American foreign policy is more than just drones and troops, Senator John Kerry pledged today, as he outlined to US lawmakers his priorities if they back him as the next secretary of state.
"American foreign policy is not defined by drones and deployments alone," he told the Senate Foreign Relations committee, sitting across from the committee which he has been a member of for 29 years, and which he has also chaired.
"American foreign policy is also defined by food security and energy security, humanitarian assistance, the fight against disease and the push for development, as much as it is by any single counter terrorism initiative."
Kerry has been tapped by President Barack Obama to take over from Hillary Clinton, who is leaving office after a four-year term.

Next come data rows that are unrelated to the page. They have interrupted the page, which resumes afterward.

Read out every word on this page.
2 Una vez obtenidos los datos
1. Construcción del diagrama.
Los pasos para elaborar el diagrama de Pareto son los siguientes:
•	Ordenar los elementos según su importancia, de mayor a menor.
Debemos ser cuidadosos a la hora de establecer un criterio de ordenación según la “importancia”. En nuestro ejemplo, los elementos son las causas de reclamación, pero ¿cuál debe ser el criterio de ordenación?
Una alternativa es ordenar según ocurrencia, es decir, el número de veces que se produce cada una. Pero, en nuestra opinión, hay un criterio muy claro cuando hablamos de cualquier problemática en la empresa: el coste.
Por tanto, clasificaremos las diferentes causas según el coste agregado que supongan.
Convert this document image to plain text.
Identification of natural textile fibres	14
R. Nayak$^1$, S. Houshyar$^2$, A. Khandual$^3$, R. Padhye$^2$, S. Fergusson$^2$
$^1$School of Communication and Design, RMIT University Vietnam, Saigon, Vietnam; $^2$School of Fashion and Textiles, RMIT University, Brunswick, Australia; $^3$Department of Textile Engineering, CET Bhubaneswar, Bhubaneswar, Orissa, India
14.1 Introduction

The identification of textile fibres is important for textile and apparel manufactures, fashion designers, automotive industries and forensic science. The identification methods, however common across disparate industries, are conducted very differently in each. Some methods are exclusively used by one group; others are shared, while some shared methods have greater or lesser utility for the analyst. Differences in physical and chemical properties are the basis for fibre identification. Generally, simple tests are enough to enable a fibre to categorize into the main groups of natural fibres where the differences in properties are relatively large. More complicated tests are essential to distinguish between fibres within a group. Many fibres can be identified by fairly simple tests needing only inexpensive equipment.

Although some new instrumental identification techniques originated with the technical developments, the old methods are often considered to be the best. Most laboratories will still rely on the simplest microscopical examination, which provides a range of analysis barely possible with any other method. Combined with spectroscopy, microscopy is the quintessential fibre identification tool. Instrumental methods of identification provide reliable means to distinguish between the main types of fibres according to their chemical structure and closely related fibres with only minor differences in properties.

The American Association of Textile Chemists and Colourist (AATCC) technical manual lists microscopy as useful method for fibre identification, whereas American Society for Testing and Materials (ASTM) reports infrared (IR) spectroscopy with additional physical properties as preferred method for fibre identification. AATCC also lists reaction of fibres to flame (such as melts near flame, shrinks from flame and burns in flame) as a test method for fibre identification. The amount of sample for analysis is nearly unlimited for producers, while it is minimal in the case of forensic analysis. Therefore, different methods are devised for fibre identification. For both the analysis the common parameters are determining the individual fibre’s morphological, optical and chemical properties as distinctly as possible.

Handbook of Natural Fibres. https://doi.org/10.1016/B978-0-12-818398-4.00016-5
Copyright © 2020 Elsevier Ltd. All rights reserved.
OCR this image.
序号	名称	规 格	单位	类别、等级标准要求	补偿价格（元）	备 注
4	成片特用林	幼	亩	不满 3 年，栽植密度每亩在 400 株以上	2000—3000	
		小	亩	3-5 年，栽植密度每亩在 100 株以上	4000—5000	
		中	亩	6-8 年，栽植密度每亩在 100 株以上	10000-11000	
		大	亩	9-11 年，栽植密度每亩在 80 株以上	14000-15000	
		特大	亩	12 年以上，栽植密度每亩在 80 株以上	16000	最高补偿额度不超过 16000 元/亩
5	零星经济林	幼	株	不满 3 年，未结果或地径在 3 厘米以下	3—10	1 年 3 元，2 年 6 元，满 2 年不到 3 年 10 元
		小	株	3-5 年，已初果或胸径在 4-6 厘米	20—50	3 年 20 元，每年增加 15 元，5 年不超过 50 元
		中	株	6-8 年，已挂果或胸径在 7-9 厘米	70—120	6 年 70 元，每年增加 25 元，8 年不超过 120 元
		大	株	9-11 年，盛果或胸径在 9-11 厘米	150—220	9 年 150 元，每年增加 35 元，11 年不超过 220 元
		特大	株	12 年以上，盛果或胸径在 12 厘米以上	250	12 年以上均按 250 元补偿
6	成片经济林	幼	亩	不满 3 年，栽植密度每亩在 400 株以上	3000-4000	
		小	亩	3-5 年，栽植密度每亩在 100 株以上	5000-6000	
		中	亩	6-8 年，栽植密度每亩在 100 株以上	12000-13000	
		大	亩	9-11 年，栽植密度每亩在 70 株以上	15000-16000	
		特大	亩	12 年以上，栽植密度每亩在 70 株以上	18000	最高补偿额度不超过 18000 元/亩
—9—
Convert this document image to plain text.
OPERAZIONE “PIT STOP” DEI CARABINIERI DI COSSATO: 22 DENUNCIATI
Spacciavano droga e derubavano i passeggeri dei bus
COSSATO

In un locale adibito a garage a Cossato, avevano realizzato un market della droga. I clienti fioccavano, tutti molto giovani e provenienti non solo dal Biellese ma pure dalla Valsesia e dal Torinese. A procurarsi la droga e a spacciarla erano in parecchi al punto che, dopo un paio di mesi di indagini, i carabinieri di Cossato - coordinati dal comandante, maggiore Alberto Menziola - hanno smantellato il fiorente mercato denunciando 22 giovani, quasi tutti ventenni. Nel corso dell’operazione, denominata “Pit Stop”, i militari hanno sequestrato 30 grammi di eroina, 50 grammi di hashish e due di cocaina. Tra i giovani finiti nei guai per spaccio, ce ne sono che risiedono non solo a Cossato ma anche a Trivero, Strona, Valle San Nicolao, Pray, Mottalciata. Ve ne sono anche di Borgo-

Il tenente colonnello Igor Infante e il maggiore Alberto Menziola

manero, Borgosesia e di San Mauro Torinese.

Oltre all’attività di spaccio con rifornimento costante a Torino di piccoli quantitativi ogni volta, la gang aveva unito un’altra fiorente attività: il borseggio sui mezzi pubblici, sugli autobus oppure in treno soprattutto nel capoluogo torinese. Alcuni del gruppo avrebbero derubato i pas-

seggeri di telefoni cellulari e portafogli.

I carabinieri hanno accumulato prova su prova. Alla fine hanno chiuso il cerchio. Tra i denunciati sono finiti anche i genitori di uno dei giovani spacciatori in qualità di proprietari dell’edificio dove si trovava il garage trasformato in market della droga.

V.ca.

Clinton, along with veteran Senator John McCain, stepped up to introduce Kerry and recommend him as the next US top diplomat. It is a post he has long coveted, and he is expected to sail through his hearing.
Addressing a bitterly divided Congress, he called for American leadership, and "fresh thinking" saying he wanted to work together with Democrats and Republicans to confront together challenges facing them across the world.
Kerry has built an impressive resume as an elder statesman in the US Senate, but failed in 2004 in his bid to win the White House.
The decorated Vietnam veteran turned anti-war activist failed to unseat George W. Bush after running a lacklustre campaign in which he was bombarded by dubious ads attacking
his military service.
But, as a top senator specialising in foreign affairs, Kerry has sat down with Syrian President Bashar al-Assad, soothed nerves in Pakistan and visited the Gaza Strip, winning
the respect of fellow Democrats and Republicans alike.
In nominating him, Obama praised Kerry's record on foreign affairs.
"He is not going to need a lot of on-the-job training," Obama said last month, as Kerry stood next to him at the White House.
Kerry also vowed that the United States would work to stop Iran developing a nuclear weapon. He emphasised the continued need for diplomacy, but said there would be no policy of
"The president has made it definitive -- we will do what we must to prevent Iran from obtaining a nuclear weapon.
"I repeat here today: our policy is not containment. It is prevention and the clock is ticking on our efforts to secure responsible compliance."